Later, when I got really bored, I shot Iain in the bum as he was climbing a fence. It was only a soft one, bit of a joke really. He turned, smiled a really evil smile and shot me in the knee cap. I got this big pink ring with a bruise in the middle. It was the last time I pulled that stunt. Those guys were lethal. Smiling assassins.
But, I should say just so you know it wasn’t all killing in the country, we got to do creative things too. Sometimes especially on wet days, the five of us would go over to make huts in the hay shed. The bales were heavy but two of us could haul them up into place and before long we had built a series of little rooms with connecting passages and
untold
little nooks to hide in. We wriggled through the holes like rats and snuggled down in our musty caves waiting for someone else to find us. It was good down there, a bit sneezy maybe but it seemed there was an endless number of ways we could build so we would be constantly tearing it all down and rebuilding.
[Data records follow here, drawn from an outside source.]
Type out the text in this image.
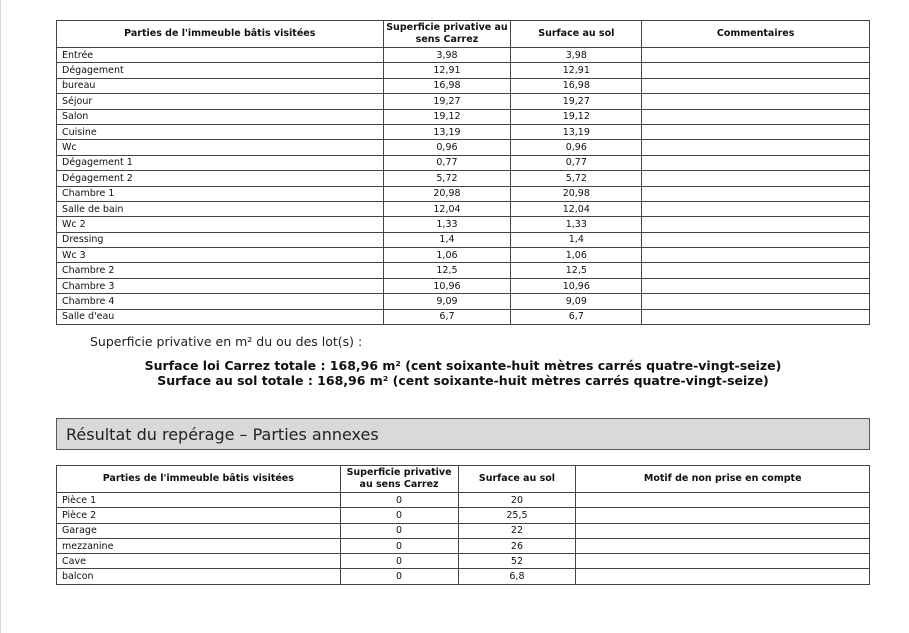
Parties de l'immeuble bâtis visitées	Superficie privative au sens Carrez	Surface au sol	Commentaires
Entrée	3,98	3,98	
Dégagement	12,91	12,91	
bureau	16,98	16,98	
Séjour	19,27	19,27	
Salon	19,12	19,12	
Cuisine	13,19	13,19	
Wc	0,96	0,96	
Dégagement 1	0,77	0,77	
Dégagement 2	5,72	5,72	
Chambre 1	20,98	20,98	
Salle de bain	12,04	12,04	
Wc 2	1,33	1,33	
Dressing	1,4	1,4	
Wc 3	1,06	1,06	
Chambre 2	12,5	12,5	
Chambre 3	10,96	10,96	
Chambre 4	9,09	9,09	
Salle d'eau	6,7	6,7	
Superficie privative en m² du ou des lot(s) :
Surface loi Carrez totale : 168,96 m² (cent soixante-huit mètres carrés quatre-vingt-seize)
Surface au sol totale : 168,96 m² (cent soixante-huit mètres carrés quatre-vingt-seize)
Résultat du repérage – Parties annexes
Parties de l'immeuble bâtis visitées	Superficie privative au sens Carrez	Surface au sol	Motif de non prise en compte
Pièce 1	0	20	
Pièce 2	0	25,5	
Garage	0	22	
mezzanine	0	26	
Cave	0	52	
balcon	0	6,8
Another time we put on a stage show. Iain rigged up this curtain contraption on a wire across the barn with a big green tarpaulin and we all took turns doing acts. Iain and the twins did a series of gymnastic tricks. They were good too, especially Ewan. Handstands, cartwheels, somersaults and lastly a thing called The Tower of Strength. For this Iain had Dougal climb onto his shoulders and then Ewan
climbed up on top of both of them. He was just about to swing off onto a rafter when one of Iain’s legs gave way and they all came down, taking the curtains with them.
I did my usual stand up comic routine, I’ve been doing this for a few years now so I know how to get ’em laughing and keep ’em laughing. It’s called “being on a roll”. Once you get you get them on a roll they will laugh at anything. Even things like this:
“What did the dog say when it sat on the sandpaper?”
Answer: “Rough!”
Jamie surprised me though. I had got used to the fact that he sort of sang continuously, only stopping when he was
really
concentrating or short of breath. On those occasions he would usually whistle. Bloody annoying really, so I didn’t rate him. Anyway he sang a Scottish song called ‘Johnnie Armstrong’. It was a really long song full of weird Scottie words.
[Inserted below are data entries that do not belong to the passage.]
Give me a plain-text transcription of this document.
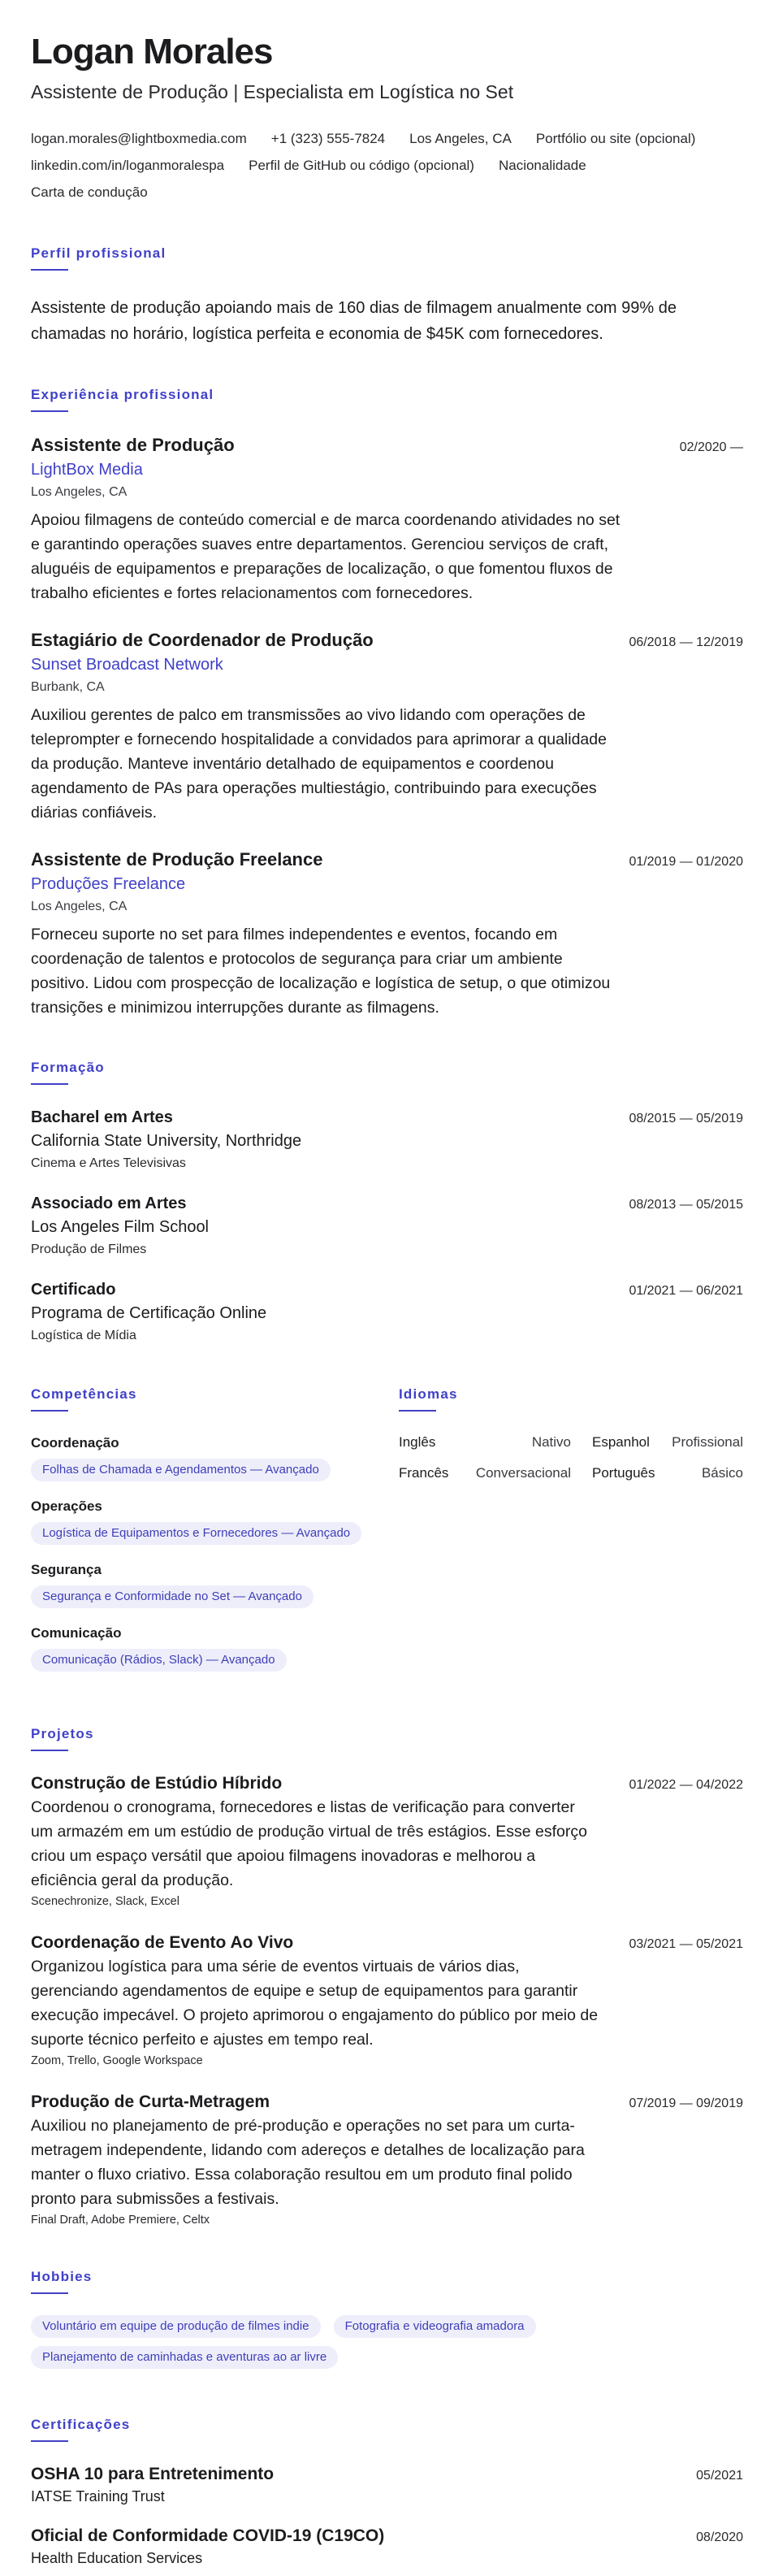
Logan Morales
Assistente de Produção | Especialista em Logística no Set
logan.morales@lightboxmedia.com +1 (323) 555-7824 Los Angeles, CA Portfólio ou site (opcional)
linkedin.com/in/loganmoralespa Perfil de GitHub ou código (opcional) Nacionalidade
Carta de condução
Perfil profissional
Assistente de produção apoiando mais de 160 dias de filmagem anualmente com 99% de chamadas no horário, logística perfeita e economia de $45K com fornecedores.
Experiência profissional
Assistente de Produção	02/2020 —
LightBox Media
Los Angeles, CA
Apoiou filmagens de conteúdo comercial e de marca coordenando atividades no set e garantindo operações suaves entre departamentos. Gerenciou serviços de craft, aluguéis de equipamentos e preparações de localização, o que fomentou fluxos de trabalho eficientes e fortes relacionamentos com fornecedores.
Estagiário de Coordenador de Produção	06/2018 — 12/2019
Sunset Broadcast Network
Burbank, CA
Auxiliou gerentes de palco em transmissões ao vivo lidando com operações de teleprompter e fornecendo hospitalidade a convidados para aprimorar a qualidade da produção. Manteve inventário detalhado de equipamentos e coordenou agendamento de PAs para operações multiestágio, contribuindo para execuções diárias confiáveis.
Assistente de Produção Freelance	01/2019 — 01/2020
Produções Freelance
Los Angeles, CA
Forneceu suporte no set para filmes independentes e eventos, focando em coordenação de talentos e protocolos de segurança para criar um ambiente positivo. Lidou com prospecção de localização e logística de setup, o que otimizou transições e minimizou interrupções durante as filmagens.
Formação
Bacharel em Artes	08/2015 — 05/2019
California State University, Northridge
Cinema e Artes Televisivas
Associado em Artes	08/2013 — 05/2015
Los Angeles Film School
Produção de Filmes
Certificado	01/2021 — 06/2021
Programa de Certificação Online
Logística de Mídia
Competências
Coordenação
Folhas de Chamada e Agendamentos — Avançado
Operações
Logística de Equipamentos e Fornecedores — Avançado
Segurança
Segurança e Conformidade no Set — Avançado
Comunicação
Comunicação (Rádios, Slack) — Avançado
Idiomas
Inglês	Nativo	Espanhol	Profissional
Francês	Conversacional	Português	Básico
Projetos
Construção de Estúdio Híbrido	01/2022 — 04/2022
Coordenou o cronograma, fornecedores e listas de verificação para converter um armazém em um estúdio de produção virtual de três estágios. Esse esforço criou um espaço versátil que apoiou filmagens inovadoras e melhorou a eficiência geral da produção.
Scenechronize, Slack, Excel
Coordenação de Evento Ao Vivo	03/2021 — 05/2021
Organizou logística para uma série de eventos virtuais de vários dias, gerenciando agendamentos de equipe e setup de equipamentos para garantir execução impecável. O projeto aprimorou o engajamento do público por meio de suporte técnico perfeito e ajustes em tempo real.
Zoom, Trello, Google Workspace
Produção de Curta-Metragem	07/2019 — 09/2019
Auxiliou no planejamento de pré-produção e operações no set para um curta-metragem independente, lidando com adereços e detalhes de localização para manter o fluxo criativo. Essa colaboração resultou em um produto final polido pronto para submissões a festivais.
Final Draft, Adobe Premiere, Celtx
Hobbies
Voluntário em equipe de produção de filmes indie	Fotografia e videografia amadora
Planejamento de caminhadas e aventuras ao ar livre
Certificações
OSHA 10 para Entretenimento	05/2021
IATSE Training Trust
Oficial de Conformidade COVID-19 (C19CO)	08/2020
Health Education Services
“Some speak of lords, some speak of Lairds
And suchlike men of high degree…”
It told the story of a man who was a bit like Robin Hood except that he stole from the English and gave to the Scots. The King betrayed him in the end, invited him to dinner and then had him killed. Maybe it was because of the kind of story it was, maybe it was the way that he sang it, but I sort of disappeared into that song and for a while it was like I was wandering around in a world far from our own. It was like being put under a spell. Very hard to explain.